In marked contrast to the abundance of devices which the criminal law has invented for the protection of property—antiquated and inefficient as many of them may be—stands its neglect to afford a corresponding protection against property. In a historical development of some thousands of years, there is indeed only one form of anti-social conduct by owners of property that has been persistently made an offence punishable by the law: Usury. No wonder that this illegitimate child of ecclesiastical, legal, and social thought has had to bear the brunt of the most vehement attacks of which the defenders of “Improperty” have been capable. Fortunately, it has survived in many parts of the world, though the loss of many of its teeth is somewhat deplorable. 1 Granted that the Middle Ages had greatly overdone the matter. The prohibition of usury had, in the words of Tawney, 2 become the kernel of its doctrines of economic ethics, and the money-lender the most conspicuous species of unpopular character.
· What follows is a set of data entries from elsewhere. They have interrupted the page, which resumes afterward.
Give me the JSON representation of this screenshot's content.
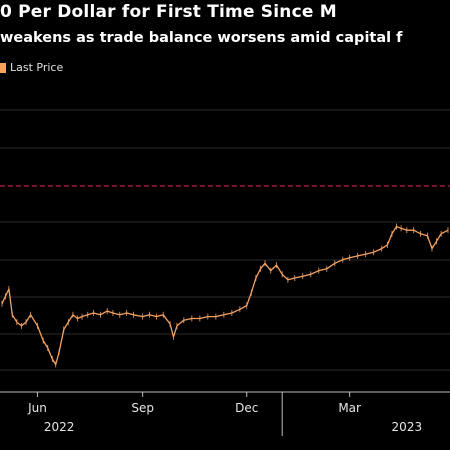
{
  "header": {
    "title": "0 Per Dollar for First Time Since M",
    "subtitle": "weakens as trade balance worsens amid capital f"
  },
  "legend": {
    "label": "Last Price"
  },
  "colors": {
    "background": "#000000",
    "series": "#f4a261",
    "reference_line": "#c2185b",
    "grid": "#2b2b2b",
    "text": "#e6e6e6"
  },
  "chart_data": {
    "type": "line",
    "series": [
      {
        "name": "Last Price",
        "points": [
          [
            "2022-05-01",
            0.36
          ],
          [
            "2022-05-04",
            0.4
          ],
          [
            "2022-05-07",
            0.44
          ],
          [
            "2022-05-10",
            0.3
          ],
          [
            "2022-05-14",
            0.26
          ],
          [
            "2022-05-18",
            0.24
          ],
          [
            "2022-05-22",
            0.26
          ],
          [
            "2022-05-26",
            0.3
          ],
          [
            "2022-06-01",
            0.24
          ],
          [
            "2022-06-06",
            0.16
          ],
          [
            "2022-06-10",
            0.12
          ],
          [
            "2022-06-14",
            0.06
          ],
          [
            "2022-06-17",
            0.03
          ],
          [
            "2022-06-20",
            0.1
          ],
          [
            "2022-06-24",
            0.22
          ],
          [
            "2022-06-28",
            0.26
          ],
          [
            "2022-07-02",
            0.3
          ],
          [
            "2022-07-06",
            0.28
          ],
          [
            "2022-07-10",
            0.29
          ],
          [
            "2022-07-15",
            0.3
          ],
          [
            "2022-07-20",
            0.31
          ],
          [
            "2022-07-26",
            0.3
          ],
          [
            "2022-08-01",
            0.32
          ],
          [
            "2022-08-06",
            0.31
          ],
          [
            "2022-08-12",
            0.3
          ],
          [
            "2022-08-18",
            0.31
          ],
          [
            "2022-08-24",
            0.3
          ],
          [
            "2022-09-01",
            0.29
          ],
          [
            "2022-09-07",
            0.3
          ],
          [
            "2022-09-13",
            0.29
          ],
          [
            "2022-09-19",
            0.3
          ],
          [
            "2022-09-25",
            0.25
          ],
          [
            "2022-09-28",
            0.18
          ],
          [
            "2022-10-01",
            0.24
          ],
          [
            "2022-10-07",
            0.27
          ],
          [
            "2022-10-14",
            0.28
          ],
          [
            "2022-10-21",
            0.28
          ],
          [
            "2022-10-28",
            0.29
          ],
          [
            "2022-11-04",
            0.29
          ],
          [
            "2022-11-11",
            0.3
          ],
          [
            "2022-11-18",
            0.31
          ],
          [
            "2022-11-25",
            0.33
          ],
          [
            "2022-12-01",
            0.35
          ],
          [
            "2022-12-05",
            0.42
          ],
          [
            "2022-12-09",
            0.5
          ],
          [
            "2022-12-13",
            0.55
          ],
          [
            "2022-12-17",
            0.58
          ],
          [
            "2022-12-22",
            0.54
          ],
          [
            "2022-12-27",
            0.57
          ],
          [
            "2023-01-01",
            0.52
          ],
          [
            "2023-01-06",
            0.49
          ],
          [
            "2023-01-12",
            0.5
          ],
          [
            "2023-01-19",
            0.51
          ],
          [
            "2023-01-26",
            0.52
          ],
          [
            "2023-02-02",
            0.54
          ],
          [
            "2023-02-09",
            0.55
          ],
          [
            "2023-02-16",
            0.58
          ],
          [
            "2023-02-23",
            0.6
          ],
          [
            "2023-03-01",
            0.61
          ],
          [
            "2023-03-08",
            0.62
          ],
          [
            "2023-03-15",
            0.63
          ],
          [
            "2023-03-22",
            0.64
          ],
          [
            "2023-03-29",
            0.66
          ],
          [
            "2023-04-03",
            0.68
          ],
          [
            "2023-04-07",
            0.74
          ],
          [
            "2023-04-11",
            0.78
          ],
          [
            "2023-04-15",
            0.77
          ],
          [
            "2023-04-20",
            0.76
          ],
          [
            "2023-04-26",
            0.76
          ],
          [
            "2023-05-02",
            0.74
          ],
          [
            "2023-05-08",
            0.73
          ],
          [
            "2023-05-12",
            0.66
          ],
          [
            "2023-05-16",
            0.7
          ],
          [
            "2023-05-20",
            0.74
          ],
          [
            "2023-05-26",
            0.76
          ]
        ]
      }
    ],
    "reference_line": {
      "y": 1.0
    },
    "x_range": [
      "2022-05-01",
      "2023-05-26"
    ],
    "y_range": [
      0,
      1
    ],
    "grid": true,
    "x_ticks": [
      {
        "date": "2022-06-01",
        "label": "Jun"
      },
      {
        "date": "2022-09-01",
        "label": "Sep"
      },
      {
        "date": "2022-12-01",
        "label": "Dec"
      },
      {
        "date": "2023-03-01",
        "label": "Mar"
      }
    ],
    "year_labels": [
      {
        "date": "2022-06-20",
        "label": "2022"
      },
      {
        "date": "2023-04-20",
        "label": "2023"
      }
    ]
  }
}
Even when Thomas Wilson wrote his famous Discourse of 1572, this was still, “after the land question, the most burning social problem of the day” “too scandalous to be tolerated and too convenient to be altogether suppressed”. 3 Clearly the wholesale penalization of any form of interest for loans of money was, already then, both unjustified and impracticable. One concession after the other had to be made, till Bentham's “Letters in Defence of Usury” of 1787 succeeded, at least for a while, in altogether destroying the last remaining vestiges of faith in the criminal law of usury. Apparently, it seemed impossible to dispose of Bentham's argumen 1 :

For him who takes as much as he can get for the use of any other sort of thing, a house, for instance, there is no particular appellation, nor any mark of disrepute: nobody is ashamed of doing so, nor is it usual so much as to profess to do otherwise. Why a man who takes as much as he can get … for the use of a sum of money should be called usurer … any more than if he had bought a house with it and made a proportionable profit by the house, is more than. I can see.